I am using this to keep a tunneled connection open to my server at all times for certain services.

  • I actually tried autossh, I've read this article: goo.gl/jVuuSR , but it only worked for me if I have Internet connection right away on system boot; but if the connection is established later, it didn't work. Not sure, maybe I did something wrong, but even in this article author has sleep 10 in his /etc/rc.local, in order to be sure internet connection is already ready when autossh is called. – Dmitry Frank May 31 '14 at 18:04
  • 2
    @DmitryFrank: kind of unfair to not mention that in your question, if you've tried. I still recommend it. With upstart and other init replacements you can tie the starting of the tunnel to one or more network devices being up. The best of the solutions (IMO) on the web is this one: erik.torgesta.com/tag/ssh-upstart ... and no sleep 10 won't help a thing in some edge cases anyway. – 0xC0000022L May 31 '14 at 18:10
  • I'm sorry about not mentioning that, to be honest when it didn't work for me I decided to do that just "by hand" and completely forgot about autossh. Thanks for ssh-upstart, I'll take a look at it! – Dmitry Frank May 31 '14 at 18:51
  • late to the party but I wanted to add I could not reliably get autossh to maintain a reverse tunnel. if the reverse tunnel failed for some reason autossh wouldnt notice and wouldnt rebuild the connection. I need multiple tunnels from multiple servers and this complicates matters – DeveloperChris Mar 16 '16 at 0:45
  • @DeveloperChris: Well, I am running exactly this scenario - and reliably.
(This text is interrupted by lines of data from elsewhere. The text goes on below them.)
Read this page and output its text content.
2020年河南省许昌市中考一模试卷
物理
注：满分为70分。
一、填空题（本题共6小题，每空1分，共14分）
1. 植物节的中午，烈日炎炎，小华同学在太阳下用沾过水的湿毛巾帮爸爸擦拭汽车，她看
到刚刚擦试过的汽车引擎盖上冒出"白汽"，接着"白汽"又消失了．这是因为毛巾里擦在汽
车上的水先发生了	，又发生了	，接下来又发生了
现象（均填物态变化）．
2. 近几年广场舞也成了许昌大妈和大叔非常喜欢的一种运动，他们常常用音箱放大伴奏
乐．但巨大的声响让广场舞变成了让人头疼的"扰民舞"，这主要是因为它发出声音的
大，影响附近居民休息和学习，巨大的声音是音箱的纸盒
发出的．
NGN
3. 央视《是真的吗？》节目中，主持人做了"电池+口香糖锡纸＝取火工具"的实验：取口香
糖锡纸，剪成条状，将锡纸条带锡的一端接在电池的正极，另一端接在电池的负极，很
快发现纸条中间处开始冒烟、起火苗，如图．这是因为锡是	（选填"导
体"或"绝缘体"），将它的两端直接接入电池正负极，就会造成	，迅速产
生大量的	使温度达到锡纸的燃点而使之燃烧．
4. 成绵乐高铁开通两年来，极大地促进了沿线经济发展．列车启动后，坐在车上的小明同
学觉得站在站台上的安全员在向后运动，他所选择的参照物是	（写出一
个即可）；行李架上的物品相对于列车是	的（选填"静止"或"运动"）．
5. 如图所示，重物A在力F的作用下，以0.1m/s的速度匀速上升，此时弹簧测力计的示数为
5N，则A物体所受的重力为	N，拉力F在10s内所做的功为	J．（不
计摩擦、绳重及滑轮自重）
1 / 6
Unless the remote server literally goes down and you'd need to switch it back on, the tunnel always gets reestablished. Perhaps you should write your own question and provide details. Certainly this can be done. I have used this to work around VPN problems for months. – 0xC0000022L Mar 16 '16 at 13:43
9

I'll second @0xC0000022L's suggestion and use autossh as well. I use it to maintain a SSH connection from my laptop as I take it from place to place and it just works. I use this connection to tunnel back ports 25 and 2143 for access to my personal SMTP and IMAP servers.

Here's the script that I use:

$ more /home/saml/bin/autossh_mail.sh
#!/bin/bash

autossh -M 0 -f -N -L 2025:localhost:25 -L 2143:localhost:143 sam@imap-o

I then maintain a Host entry in my $HOME/.ssh/config file for host imap-o.

$ more $HOME/.ssh/config
ServerAliveInterval 15
ForwardX11 yes
ForwardAgent yes
ForwardX11Trusted yes

GatewayPorts yes

Host *
ControlMaster auto
ControlPath ~/.ssh/master-%r@%h:%p
IdentityFile ~/.ssh/id_dsa

Host imap-o
    User sam
    ProxyCommand ssh sam@mygw.mydom.com nc `echo %h|sed 's/-o//'` %p

The autossh_mail.sh script is run as part of my desktop when I log in. You can access it via gnome-session-properties.